As Estações da Biodiversidade são percursos pedestres, com uma extensão máxima de 3 km, sinalizados no terreno através de painéis informativos sobre as riquezas biológicas a observar pelos visitantes. A rede das Estações da Biodiversidade é actualmente formada por 33 locais, distribuídos por todo o país (ser mapa). Cada estação está localizada num local de elevada riqueza específica e paisagística, representativa dos habitats característicos da área.

Os painéis funcionam como uma espécie de guia de campo e fazem referência a espécies , emblemáticas e comuns.

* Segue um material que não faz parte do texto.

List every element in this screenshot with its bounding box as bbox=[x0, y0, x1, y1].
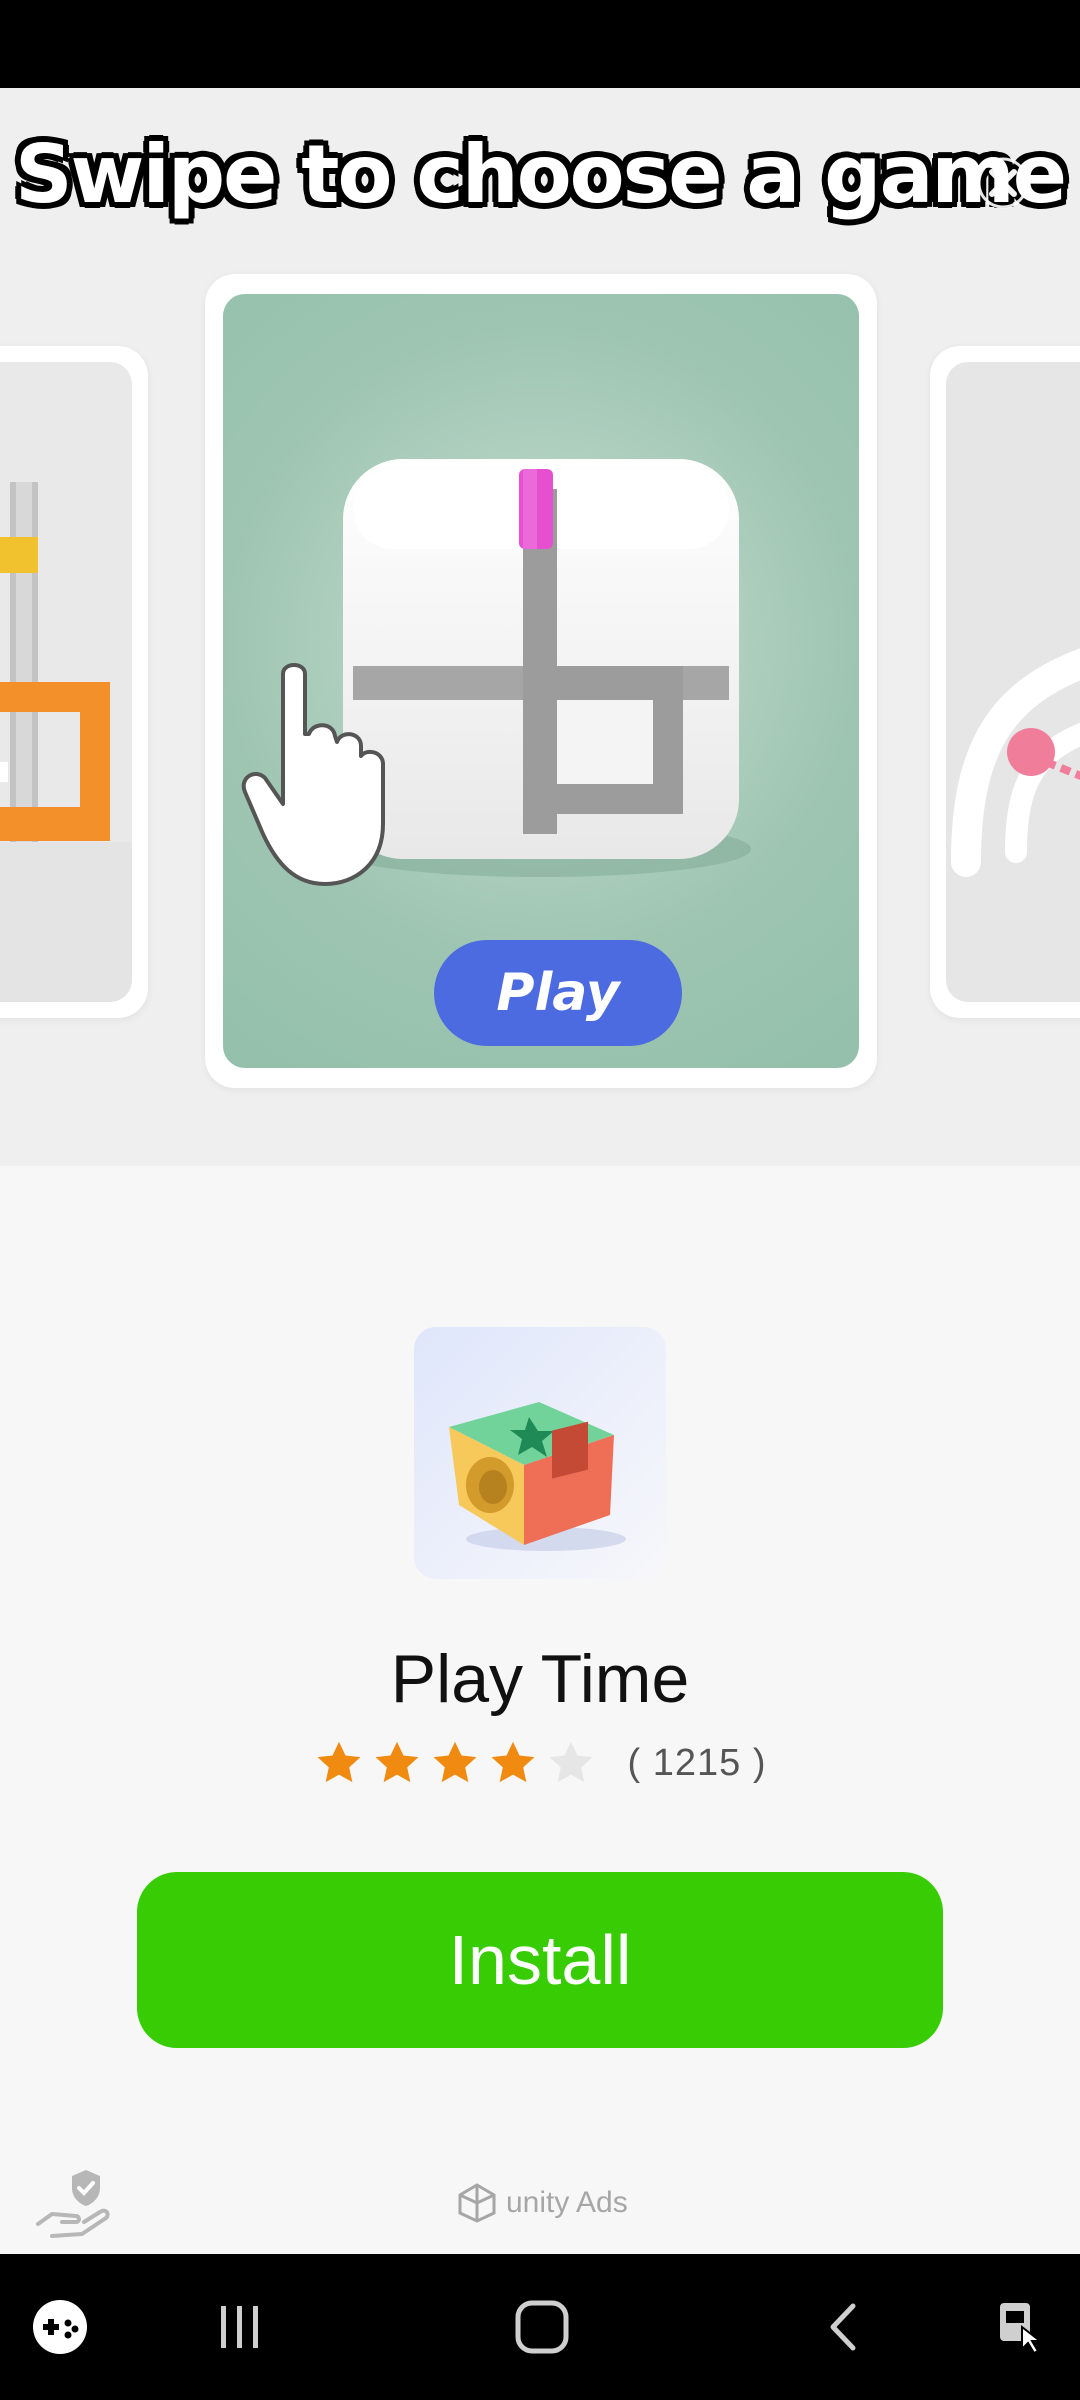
star-filled-icon bbox=[375, 1741, 418, 1783]
home-button[interactable] bbox=[500, 2254, 584, 2400]
rating-stars bbox=[314, 1738, 596, 1788]
home-icon bbox=[515, 2300, 569, 2354]
game-card-previous[interactable] bbox=[0, 346, 148, 1018]
back-button[interactable] bbox=[804, 2254, 884, 2400]
game-launcher-button[interactable] bbox=[20, 2254, 100, 2400]
game-preview-next bbox=[946, 362, 1080, 1002]
app-name: Play Time bbox=[390, 1641, 690, 1717]
star-filled-icon bbox=[433, 1741, 476, 1783]
close-icon bbox=[977, 157, 1029, 209]
accessibility-button[interactable] bbox=[980, 2254, 1064, 2400]
recent-apps-icon bbox=[221, 2306, 258, 2348]
back-icon bbox=[830, 2303, 856, 2351]
star-empty-icon bbox=[549, 1741, 592, 1783]
recent-apps-button[interactable] bbox=[200, 2254, 280, 2400]
status-bar bbox=[0, 0, 1080, 88]
rating-count: ( 1215 ) bbox=[627, 1741, 767, 1784]
game-preview-current: Play bbox=[223, 294, 859, 1068]
banner-title: Swipe to choose a game bbox=[14, 128, 1067, 221]
privacy-icon[interactable] bbox=[32, 2164, 112, 2244]
unity-ads-brand: unity Ads bbox=[456, 2178, 628, 2228]
star-filled-icon bbox=[317, 1741, 360, 1783]
rating-row: ( 1215 ) bbox=[0, 1738, 1080, 1788]
install-button[interactable]: Install bbox=[137, 1872, 943, 2048]
game-carousel[interactable]: Swipe to choose a game Play bbox=[0, 88, 1080, 1166]
close-button[interactable] bbox=[968, 148, 1038, 218]
star-filled-icon bbox=[491, 1741, 534, 1783]
navigation-bar bbox=[0, 2254, 1080, 2400]
app-icon[interactable] bbox=[414, 1327, 666, 1579]
game-preview-previous bbox=[0, 362, 132, 1002]
play-button[interactable]: Play bbox=[434, 940, 682, 1046]
unity-ads-label: unity Ads bbox=[506, 2186, 628, 2219]
game-card-current[interactable]: Play bbox=[205, 274, 877, 1088]
game-card-next[interactable] bbox=[930, 346, 1080, 1018]
accessibility-icon bbox=[1000, 2303, 1043, 2355]
game-launcher-icon bbox=[33, 2300, 87, 2354]
unity-logo-icon bbox=[458, 2183, 496, 2223]
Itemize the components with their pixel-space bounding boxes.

É dado particular destaque aos insectos e plantas, que são a base para a conservação dos ecossistemas terrestres. A informação já reunida está disponível no website Biodiversity4all. O público pode contribuir para o inventário e monitorização da biodiversidade das estações através da introdução das suas observações pessoais.



OBJETIVOS

Valorização do património natural, especialmente importante para a oferta qualificada de turismo e educação ambiental.

Divulgação da diversidade dos insectos e plantas e sua importância para o correcto funcionamento dos ecossistemas terrestres.

Promoção da monitorização da biodiversidade, importante para a avaliação dos efeitos das alterações climáticas e outros factores de perturbação dos ecossistemas.

Disponibilização de informação sobre biodiversidade à sociedade civil e comunidade científica.

Contribuição para o desenvolvimento sustentável do país.

Promoção da relação intermunicipal e inter-regional.

BORBOLETA AZUL DAS TURFEIRAS

Uma borboleta rara no nosso país e protegida a nível europeu, a borboleta azul, tem agora uma reserva em Portugal. A Quercus adquiriu um terreno de 3.500 metros quadrados, em Castro Daire, para preservar esta espécie que conta com a colaboração das formigas para sobreviver.

 A nova micro-reserva está situada na Serra de Montemuro, onde foi recentemente identificada uma população da espécie, cuja ocorrência é muito rara em Portugal, sendo considerada uma espécie quase ameaçada de extinção.

 A estratégia de sobrevivência da borboleta-azul é, talvez, a mais surpreendente de todas as 135 espécies de borboletas diurnas conhecidas em Portugal.